M. [M] a été engagé en 1996 par la société Qualience, devenue Silicomp Management puis Fime. Il a été licencié en 2004, réintégré en 2013, puis a pris acte de la rupture de son contrat en 2014. Après des recours judiciaires, la Cour d’appel de Versailles a partiellement donné raison à M. [M] en 2021, condamnant Fime à lui verser diverses sommes. La Cour de cassation a cassé l’arrêt en 2023 en raison d’une erreur de la cour d’appel sur la discrimination et l’entrave à l’exercice de ses fonctions de représentant du personnel. L’affaire est renvoyée devant la cour d’appel de Versailles pour réexamen.

REPUBLIQUE FRANÇAISE
AU NOM DU PEUPLE FRANÇAIS

20 mars 2024
Cour d’appel de Versailles
RG n°
23/01465
COUR D’APPEL

DE

VERSAILLES

Code nac : 80A

Chambre sociale 4-4

ARRET N°

CONTRADICTOIRE

DU 20 MARS 2024

N° RG 23/01465

N° Portalis DBV3-V-B7H-V4NR

AFFAIRE :

[I] [M]

C/

Société FIME

Décision déférée à la cour : Jugement rendu le 26 septembre 2016 par le Conseil de Prud’hommes – Formation paritaire de VERSAILLES

N° RG : F 15/00681

Copies exécutoires et certifiées conformes délivrées à:

Me Philippe CHATEAUNEUF

Me Sabine LEYRAUD

le :

RÉPUBLIQUE FRANÇAISE

AU NOM DU PEUPLE FRANÇAIS

LE VINGT MARS DEUX MILLE VINGT QUATRE,

La cour d’appel de VERSAILLES, a rendu l’arrêt suivant dont la mise à disposition a été fixée au 21 février 2024 puis prorogée au 20 mars 2024, dans l’affaire entre :

DEMANDEUR devant la cour d’appel de Versailles saisie comme cour de renvoi, en exécution d’un arrêt de la Cour de cassation du 17 mai 2023 cassant et annulant l’arrêt rendu par la cour d’appel de Versailles le 15 septembre 2021,

Monsieur [I] [M]

né le 24 février 1946 à [Localité 5]

de nationalité française

[Adresse 1]

[Localité 2]

Représenté par Me Philippe CHATEAUNEUF, Constitué, avocat au barreau de VERSAILLES, vestiaire : 643 et Me Thierry BILLET, Plaidant, avocat au barreau d’ANNECY, vestiaire : 109

****************

DEFENDERESSE DEVANT LA COUR DE RENVOI

Société FIME

N° SIRET : 419 311 329

[Adresse 4]

[Adresse 4]

[Localité 3]

Représentée par Me Sabine LEYRAUD de la SELARL CLEMENT-CUZIN LEYRAUD DESCHEEMAKER, Plaidant/ Constitué, avocat au barreau de GRENOBLE, vestiaire : B20

****************

Composition de la cour :

En application des dispositions de l’article 805 du code de procédure civile, l’affaire a été débattue à l’audience publique du 13 décembre 2023 les avocats des parties ne s’y étant pas opposés, devant Madame Aurélie PRACHE, Président, chargée du rapport.

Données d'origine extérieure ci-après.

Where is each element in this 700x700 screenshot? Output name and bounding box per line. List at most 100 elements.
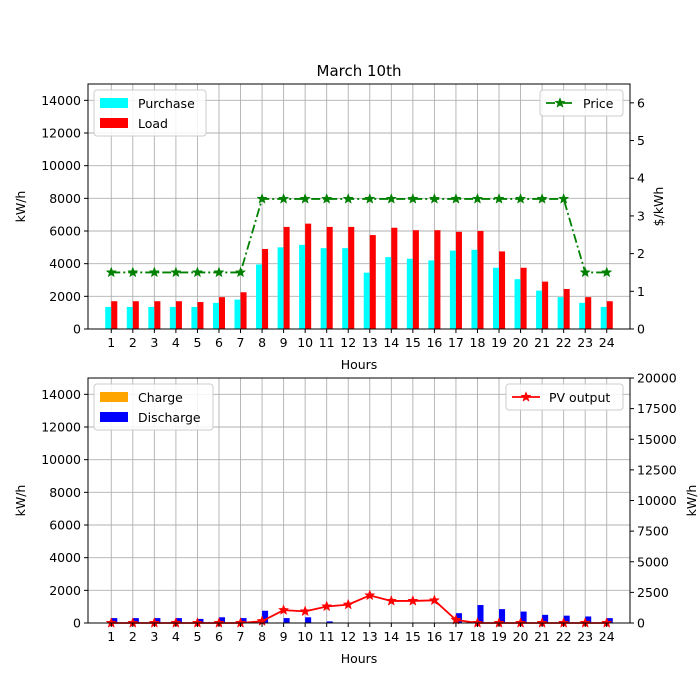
bar — [283, 618, 290, 623]
bar — [606, 618, 613, 623]
x-tick-label: 24 — [599, 629, 615, 644]
x-tick-label: 14 — [383, 335, 399, 350]
legend-label: Price — [583, 96, 614, 111]
y2-tick-label: 17500 — [637, 401, 677, 416]
bar — [600, 306, 607, 329]
bar — [299, 244, 306, 329]
legend-label: Charge — [138, 390, 183, 405]
x-tick-label: 10 — [297, 629, 313, 644]
y2-axis-label: kW/h — [684, 485, 699, 517]
x-tick-label: 12 — [340, 335, 356, 350]
y2-tick-label: 15000 — [637, 432, 677, 447]
bar — [262, 610, 269, 623]
legend-box — [539, 89, 624, 117]
bar — [111, 301, 118, 329]
point-marker — [385, 595, 397, 606]
x-tick-label: 15 — [405, 335, 421, 350]
point-marker — [471, 193, 484, 204]
line-series-price — [105, 193, 613, 278]
x-tick-label: 11 — [319, 335, 335, 350]
bar — [406, 258, 413, 329]
point-marker — [579, 266, 591, 278]
y-tick-label: 2000 — [49, 583, 81, 598]
bar — [326, 621, 333, 623]
y-tick-label: 8000 — [49, 191, 81, 206]
bar — [240, 292, 247, 329]
x-tick-label: 8 — [258, 335, 266, 350]
bar — [305, 617, 312, 623]
x-tick-label: 3 — [150, 629, 158, 644]
bar — [148, 306, 155, 329]
x-tick-label: 2 — [129, 335, 137, 350]
y-tick-label: 10000 — [41, 158, 81, 173]
point-marker — [299, 193, 311, 204]
x-tick-label: 9 — [280, 335, 288, 350]
x-tick-label: 13 — [362, 629, 378, 644]
point-marker — [191, 266, 204, 278]
point-marker — [450, 614, 462, 625]
y-tick-label: 8000 — [49, 485, 81, 500]
bar — [585, 616, 592, 623]
bar — [536, 290, 543, 329]
bar — [320, 248, 327, 329]
bar — [499, 609, 506, 623]
point-marker — [148, 266, 160, 278]
point-marker — [321, 600, 333, 612]
y2-tick-label: 0 — [637, 616, 645, 631]
bar — [105, 306, 112, 329]
point-marker — [364, 193, 376, 204]
x-tick-label: 6 — [215, 335, 223, 350]
bar — [197, 302, 204, 329]
bar — [434, 230, 441, 329]
y-tick-label: 14000 — [41, 93, 81, 108]
bar-series-load — [111, 223, 613, 329]
point-marker — [170, 266, 182, 278]
x-tick-label: 1 — [107, 335, 115, 350]
x-tick-label: 7 — [237, 629, 245, 644]
point-marker — [105, 266, 117, 278]
x-axis-label: Hours — [341, 651, 378, 666]
panel-2: 1 2 3 4 5 6 7 8 9 10 11 12 13 14 15 16 17 18 19 20 21 22 23 24H… — [13, 371, 699, 667]
point-marker — [601, 266, 613, 278]
legend-swatch — [100, 98, 128, 108]
bar — [520, 611, 527, 623]
bar — [218, 617, 226, 623]
point-marker — [277, 193, 290, 204]
bar — [212, 302, 219, 329]
y-axis-label: kW/h — [13, 191, 28, 223]
bar — [579, 302, 586, 329]
bar — [234, 299, 241, 329]
point-marker — [127, 266, 139, 278]
legend-swatch — [100, 392, 128, 402]
y2-tick-label: 7500 — [637, 524, 669, 539]
legend-line: PV output — [505, 383, 624, 411]
x-tick-label: 22 — [556, 629, 572, 644]
bar — [363, 272, 370, 329]
bar — [111, 618, 118, 623]
x-tick-label: 14 — [383, 629, 399, 644]
bar — [240, 618, 247, 623]
x-tick-label: 15 — [405, 629, 421, 644]
legend-bars: Charge Discharge — [93, 383, 214, 431]
bar — [499, 251, 506, 329]
bar — [391, 227, 398, 329]
x-tick-label: 3 — [150, 335, 158, 350]
y2-tick-label: 2 — [637, 246, 645, 261]
bar — [542, 614, 549, 623]
x-tick-label: 18 — [470, 629, 486, 644]
legend-label: Load — [138, 116, 168, 131]
x-tick-label: 16 — [426, 629, 442, 644]
point-marker — [321, 193, 333, 204]
x-tick-label: 13 — [362, 335, 378, 350]
y2-axis-label: $/kWh — [651, 187, 666, 227]
y2-tick-label: 20000 — [637, 371, 677, 386]
bar — [492, 267, 500, 329]
point-marker — [299, 605, 311, 617]
bar — [132, 301, 139, 329]
y-tick-label: 6000 — [49, 224, 81, 239]
point-marker — [428, 594, 441, 606]
x-tick-label: 11 — [319, 629, 335, 644]
bar-series-discharge — [111, 605, 613, 623]
bar — [191, 306, 198, 329]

Ce magistrat a rendu compte des plaidoiries dans le délibéré de la cour, composée de :

Madame Aurélie PRACHE, Président,

Monsieur Laurent BABY, Conseiller,

Madame Nathalie GAUTIER, Conseiller,

Greffier, lors des débats : Madame Dorothée MARCINEK

RAPPEL DES FAITS ET DE LA PROCÉDURE

M. [M] a été engagé le 3 juin 1996 par contrat à durée indéterminée en qualité de consultant par la société Qualience, devenue par la suite Silicomp Management, aux droits de laquelle vient désormais la société Fime.

Cette société, spécialisée dans les audits, applique la convention collective nationale Syntec.

Par avenant du 14 septembre 2000, le salarié a signé une convention de forfait annuel en jours, et percevait en dernier lieu une rémunération brute annuelle de base de 61 000 euros, outre une rémunération variable calculée en fonction des objectifs de M. [M].

À compter de février 2002, le salarié a été désigné en tant que représentant syndical du comité d’entreprise, puis a également été élu membre du comité d’entreprise, délégué du personnel suppléant et membre du comité d’hygiène, de sécurité et des conditions de travail.

Le 29 mai 2002, il a saisi la juridiction prud’homale pour demander la condamnation de son employeur à lui payer des rappels de salaire.

Il a été licencié le 14 avril 2004 après autorisation de licenciement délivrée par l’inspecteur du travail le 6 avril 2004.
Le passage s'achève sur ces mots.